Le classement le plus récent cité situe le Liban au 86e rang sur 105 pays pour la vitesse de téléchargement mobile, avec 44,04 mégabits par seconde. À l’échelle régionale, le pays apparaît 12e sur 15 dans l’espace arabe du Moyen-Orient et d’Afrique du Nord. À ce niveau, la performance libanaise se trouve au coude à coude avec des pays voisins: 44,51 Mbit/s pour Egypte, 43,00 Mbit/s pour Jordanie. Les écarts sont faibles, 0,47 Mbit/s avec l’Égypte et 1,04 Mbit/s avec la Jordanie, ce qui renvoie à un même palier de qualité d’usage.
Le Golfe change d’échelle et creuse un fossé de compétitivité
Le tableau est dominé par les pays du Golfe, qui évoluent dans une autre catégorie. Les Emirats arabes unis sont donnés premiers au monde, avec 691,76 Mbit/s. Qatar suit au deuxième rang mondial, à 573,57 Mbit/s. Koweit est troisième, à 415,67 Mbit/s.
La comparaison est brutale et elle dit plus qu’un simple écart technologique. À 44,04 Mbit/s, le Liban affiche une vitesse environ quinze fois inférieure aux Émirats, treize fois inférieure au Qatar et neuf fois inférieure au Koweït, sur l’indicateur retenu. Dans les services, dans le commerce, dans la relation client et dans les usages professionnels mobiles, cette différence n’est pas théorique. Elle se traduit par de la fluidité, du temps gagné, et une qualité perçue qui pèse sur l’attractivité des places.
Le même tableau place Bahrein au quatrième rang mondial, avec 303,21 Mbit/s. Là encore, l’écart est massif, d’un facteur proche de sept par rapport au Liban. Cela dessine une région à deux vitesses, avec un noyau très avancé et un ensemble de pays en rattrapage.
Le peloton intermédiaire reste nettement au-dessus, et le Liban ne s’y accroche pas
Hors du trio de tête, le « deuxième cercle » régional demeure supérieur. Arabie saoudite apparaît neuvième au monde, à 216,03 Mbit/s. Oman est dix-huitième, à 165,07 Mbit/s. Ces niveaux signifient, en ordre de grandeur, des vitesses près de cinq fois et près de quatre fois supérieures à celles du Liban. Ce n’est pas un détail. À l’ère des usages intensifs, l’internet mobile devient une infrastructure économique. Quand il plafonne, il finit par plafonner aussi une partie des usages et des services.
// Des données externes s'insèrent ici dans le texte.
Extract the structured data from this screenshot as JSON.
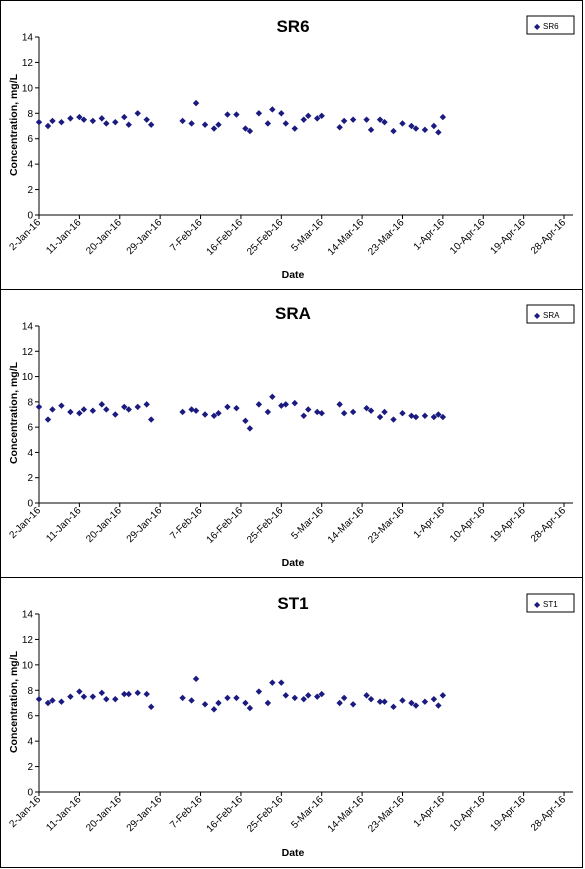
{
  "chart_data": [
    {
      "type": "scatter",
      "title": "SR6",
      "xlabel": "Date",
      "ylabel": "Concentration, mg/L",
      "ylim": [
        0,
        14
      ],
      "yticks": [
        "0",
        "2",
        "4",
        "6",
        "8",
        "10",
        "12",
        "14"
      ],
      "xlim": [
        "2016-01-02",
        "2016-04-30"
      ],
      "xticks": [
        "2-Jan-16",
        "11-Jan-16",
        "20-Jan-16",
        "29-Jan-16",
        "7-Feb-16",
        "16-Feb-16",
        "25-Feb-16",
        "5-Mar-16",
        "14-Mar-16",
        "23-Mar-16",
        "1-Apr-16",
        "10-Apr-16",
        "19-Apr-16",
        "28-Apr-16"
      ],
      "legend_position": "top-right",
      "grid": false,
      "marker_color": "#1a1a80",
      "series": [
        {
          "name": "SR6",
          "points": [
            [
              "2016-01-02",
              7.3
            ],
            [
              "2016-01-04",
              7.0
            ],
            [
              "2016-01-05",
              7.4
            ],
            [
              "2016-01-07",
              7.3
            ],
            [
              "2016-01-09",
              7.6
            ],
            [
              "2016-01-11",
              7.7
            ],
            [
              "2016-01-12",
              7.5
            ],
            [
              "2016-01-14",
              7.4
            ],
            [
              "2016-01-16",
              7.6
            ],
            [
              "2016-01-17",
              7.2
            ],
            [
              "2016-01-19",
              7.3
            ],
            [
              "2016-01-21",
              7.7
            ],
            [
              "2016-01-22",
              7.1
            ],
            [
              "2016-01-24",
              8.0
            ],
            [
              "2016-01-26",
              7.5
            ],
            [
              "2016-01-27",
              7.1
            ],
            [
              "2016-02-03",
              7.4
            ],
            [
              "2016-02-05",
              7.2
            ],
            [
              "2016-02-06",
              8.8
            ],
            [
              "2016-02-08",
              7.1
            ],
            [
              "2016-02-10",
              6.8
            ],
            [
              "2016-02-11",
              7.1
            ],
            [
              "2016-02-13",
              7.9
            ],
            [
              "2016-02-15",
              7.9
            ],
            [
              "2016-02-17",
              6.8
            ],
            [
              "2016-02-18",
              6.6
            ],
            [
              "2016-02-20",
              8.0
            ],
            [
              "2016-02-22",
              7.2
            ],
            [
              "2016-02-23",
              8.3
            ],
            [
              "2016-02-25",
              8.0
            ],
            [
              "2016-02-26",
              7.2
            ],
            [
              "2016-02-28",
              6.8
            ],
            [
              "2016-03-01",
              7.5
            ],
            [
              "2016-03-02",
              7.8
            ],
            [
              "2016-03-04",
              7.6
            ],
            [
              "2016-03-05",
              7.8
            ],
            [
              "2016-03-09",
              6.9
            ],
            [
              "2016-03-10",
              7.4
            ],
            [
              "2016-03-12",
              7.5
            ],
            [
              "2016-03-15",
              7.5
            ],
            [
              "2016-03-16",
              6.7
            ],
            [
              "2016-03-18",
              7.5
            ],
            [
              "2016-03-19",
              7.3
            ],
            [
              "2016-03-21",
              6.6
            ],
            [
              "2016-03-23",
              7.2
            ],
            [
              "2016-03-25",
              7.0
            ],
            [
              "2016-03-26",
              6.8
            ],
            [
              "2016-03-28",
              6.7
            ],
            [
              "2016-03-30",
              7.0
            ],
            [
              "2016-03-31",
              6.5
            ],
            [
              "2016-04-01",
              7.7
            ]
          ]
        }
      ]
    },
    {
      "type": "scatter",
      "title": "SRA",
      "xlabel": "Date",
      "ylabel": "Concentration, mg/L",
      "ylim": [
        0,
        14
      ],
      "yticks": [
        "0",
        "2",
        "4",
        "6",
        "8",
        "10",
        "12",
        "14"
      ],
      "xlim": [
        "2016-01-02",
        "2016-04-30"
      ],
      "xticks": [
        "2-Jan-16",
        "11-Jan-16",
        "20-Jan-16",
        "29-Jan-16",
        "7-Feb-16",
        "16-Feb-16",
        "25-Feb-16",
        "5-Mar-16",
        "14-Mar-16",
        "23-Mar-16",
        "1-Apr-16",
        "10-Apr-16",
        "19-Apr-16",
        "28-Apr-16"
      ],
      "legend_position": "top-right",
      "grid": false,
      "marker_color": "#1a1a80",
      "series": [
        {
          "name": "SRA",
          "points": [
            [
              "2016-01-02",
              7.6
            ],
            [
              "2016-01-04",
              6.6
            ],
            [
              "2016-01-05",
              7.4
            ],
            [
              "2016-01-07",
              7.7
            ],
            [
              "2016-01-09",
              7.2
            ],
            [
              "2016-01-11",
              7.1
            ],
            [
              "2016-01-12",
              7.4
            ],
            [
              "2016-01-14",
              7.3
            ],
            [
              "2016-01-16",
              7.8
            ],
            [
              "2016-01-17",
              7.4
            ],
            [
              "2016-01-19",
              7.0
            ],
            [
              "2016-01-21",
              7.6
            ],
            [
              "2016-01-22",
              7.4
            ],
            [
              "2016-01-24",
              7.6
            ],
            [
              "2016-01-26",
              7.8
            ],
            [
              "2016-01-27",
              6.6
            ],
            [
              "2016-02-03",
              7.2
            ],
            [
              "2016-02-05",
              7.4
            ],
            [
              "2016-02-06",
              7.3
            ],
            [
              "2016-02-08",
              7.0
            ],
            [
              "2016-02-10",
              6.9
            ],
            [
              "2016-02-11",
              7.1
            ],
            [
              "2016-02-13",
              7.6
            ],
            [
              "2016-02-15",
              7.5
            ],
            [
              "2016-02-17",
              6.5
            ],
            [
              "2016-02-18",
              5.9
            ],
            [
              "2016-02-20",
              7.8
            ],
            [
              "2016-02-22",
              7.2
            ],
            [
              "2016-02-23",
              8.4
            ],
            [
              "2016-02-25",
              7.7
            ],
            [
              "2016-02-26",
              7.8
            ],
            [
              "2016-02-28",
              7.9
            ],
            [
              "2016-03-01",
              6.9
            ],
            [
              "2016-03-02",
              7.4
            ],
            [
              "2016-03-04",
              7.2
            ],
            [
              "2016-03-05",
              7.1
            ],
            [
              "2016-03-09",
              7.8
            ],
            [
              "2016-03-10",
              7.1
            ],
            [
              "2016-03-12",
              7.2
            ],
            [
              "2016-03-15",
              7.5
            ],
            [
              "2016-03-16",
              7.3
            ],
            [
              "2016-03-18",
              6.8
            ],
            [
              "2016-03-19",
              7.2
            ],
            [
              "2016-03-21",
              6.6
            ],
            [
              "2016-03-23",
              7.1
            ],
            [
              "2016-03-25",
              6.9
            ],
            [
              "2016-03-26",
              6.8
            ],
            [
              "2016-03-28",
              6.9
            ],
            [
              "2016-03-30",
              6.8
            ],
            [
              "2016-03-31",
              7.0
            ],
            [
              "2016-04-01",
              6.8
            ]
          ]
        }
      ]
    },
    {
      "type": "scatter",
      "title": "ST1",
      "xlabel": "Date",
      "ylabel": "Concentration, mg/L",
      "ylim": [
        0,
        14
      ],
      "yticks": [
        "0",
        "2",
        "4",
        "6",
        "8",
        "10",
        "12",
        "14"
      ],
      "xlim": [
        "2016-01-02",
        "2016-04-30"
      ],
      "xticks": [
        "2-Jan-16",
        "11-Jan-16",
        "20-Jan-16",
        "29-Jan-16",
        "7-Feb-16",
        "16-Feb-16",
        "25-Feb-16",
        "5-Mar-16",
        "14-Mar-16",
        "23-Mar-16",
        "1-Apr-16",
        "10-Apr-16",
        "19-Apr-16",
        "28-Apr-16"
      ],
      "legend_position": "top-right",
      "grid": false,
      "marker_color": "#1a1a80",
      "series": [
        {
          "name": "ST1",
          "points": [
            [
              "2016-01-02",
              7.3
            ],
            [
              "2016-01-04",
              7.0
            ],
            [
              "2016-01-05",
              7.2
            ],
            [
              "2016-01-07",
              7.1
            ],
            [
              "2016-01-09",
              7.5
            ],
            [
              "2016-01-11",
              7.9
            ],
            [
              "2016-01-12",
              7.5
            ],
            [
              "2016-01-14",
              7.5
            ],
            [
              "2016-01-16",
              7.8
            ],
            [
              "2016-01-17",
              7.3
            ],
            [
              "2016-01-19",
              7.3
            ],
            [
              "2016-01-21",
              7.7
            ],
            [
              "2016-01-22",
              7.7
            ],
            [
              "2016-01-24",
              7.8
            ],
            [
              "2016-01-26",
              7.7
            ],
            [
              "2016-01-27",
              6.7
            ],
            [
              "2016-02-03",
              7.4
            ],
            [
              "2016-02-05",
              7.2
            ],
            [
              "2016-02-06",
              8.9
            ],
            [
              "2016-02-08",
              6.9
            ],
            [
              "2016-02-10",
              6.5
            ],
            [
              "2016-02-11",
              7.0
            ],
            [
              "2016-02-13",
              7.4
            ],
            [
              "2016-02-15",
              7.4
            ],
            [
              "2016-02-17",
              7.0
            ],
            [
              "2016-02-18",
              6.6
            ],
            [
              "2016-02-20",
              7.9
            ],
            [
              "2016-02-22",
              7.0
            ],
            [
              "2016-02-23",
              8.6
            ],
            [
              "2016-02-25",
              8.6
            ],
            [
              "2016-02-26",
              7.6
            ],
            [
              "2016-02-28",
              7.4
            ],
            [
              "2016-03-01",
              7.3
            ],
            [
              "2016-03-02",
              7.6
            ],
            [
              "2016-03-04",
              7.5
            ],
            [
              "2016-03-05",
              7.7
            ],
            [
              "2016-03-09",
              7.0
            ],
            [
              "2016-03-10",
              7.4
            ],
            [
              "2016-03-12",
              6.9
            ],
            [
              "2016-03-15",
              7.6
            ],
            [
              "2016-03-16",
              7.3
            ],
            [
              "2016-03-18",
              7.1
            ],
            [
              "2016-03-19",
              7.1
            ],
            [
              "2016-03-21",
              6.7
            ],
            [
              "2016-03-23",
              7.2
            ],
            [
              "2016-03-25",
              7.0
            ],
            [
              "2016-03-26",
              6.8
            ],
            [
              "2016-03-28",
              7.1
            ],
            [
              "2016-03-30",
              7.3
            ],
            [
              "2016-03-31",
              6.8
            ],
            [
              "2016-04-01",
              7.6
            ]
          ]
        }
      ]
    }
  ]
}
Afrique du Nord: le Liban décroche même du groupe médian
Le classement place Maroc au 39e rang mondial, avec 123,38 Mbit/s. Puis viennent des pays à performance plus modérée mais toujours au-dessus du Liban: Irak à 62,28 Mbit/s, Tunisie à 57,3 Mbit/s, Algerie à 50,65 Mbit/s.
Les écarts sont parlants, car ils ne relèvent plus du “petit écart”. La différence avec l’Irak atteint 18,24 Mbit/s, avec la Tunisie 13,26 Mbit/s, avec l’Algérie 6,61 Mbit/s. À ce niveau, on ne parle pas seulement de confort d’usage. On parle de productivité dans les activités qui reposent sur la donnée, de qualité de service pour les clients, et de crédibilité pour un pays qui ambitionne de vendre des services.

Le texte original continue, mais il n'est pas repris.